Il porte sur les fonts baptismaux l’Académie du Journalisme et des Médias de l’Université de Neuchâtel. Il préside enfin l’École de Journalisme et de Communication de l’Université d’Aix Marseille, l’un des établissements reconnus par la profession pour labéliser la formation des rédacteurs et rédactrices de demain. En se démultipliant de la sorte, il a le sentiment de faire participer de nouvelles générations à son action qui doit demeurer plus ou moins confidentielle et il retrouve la liberté de parole publique dont le privent ses obligations de conseil.
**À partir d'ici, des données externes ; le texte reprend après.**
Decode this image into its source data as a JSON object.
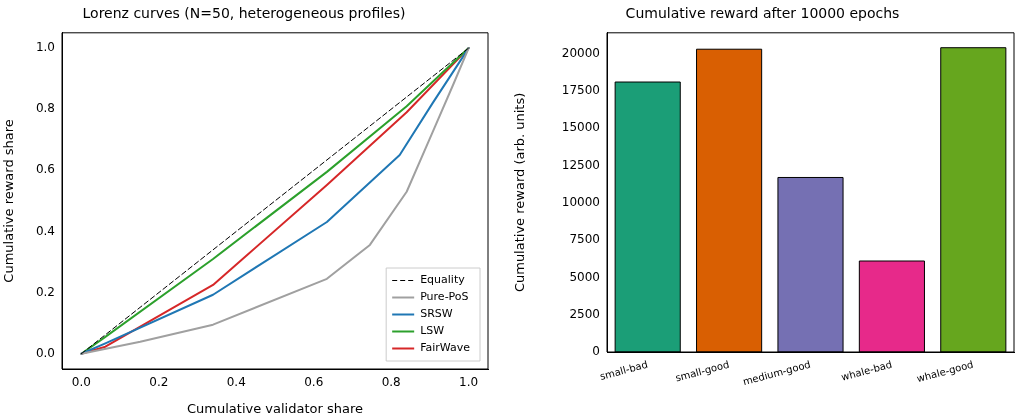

De même demeure-t-il fidèle aux journalistes médias quand ils viennent le questionner pour des remises en perspectives, des dates, des chiffres et surtout des arrière-pensées hors des artificiels éléments de langage.
Ses vastes et vivants réseaux Jean-Clément Texier ne les garde pas pour lui, il les met au service de tous ses contacts. À travers le symposium « La presse au futur » comme grâce aux chapitres de la Confrérie de Gutenberg, constamment, ce fervent pratiquant du noeud papillon favorise l’échange d’expériences et la confrontation des stratégies. On ne compte plus le nombre de séminaires ou voyages qu’il a organisé en France et à l’étranger où son entregent a poussé des éditeurs à se livrer off en toute confiance captant alors de précieuses informations. Se voulant œcuménique, il facilite les interactions entre tous les intervenants du secteur.
Il fait siens les mots de Pierre Nora : « Cette vie n’a pas été le choix d’un parcours, le déploiement d’un projet, mais une succession de blocs, faits d’expériences hétérogènes », toutefois toutes communiant dans une unique passion, celle de la presse et du livre.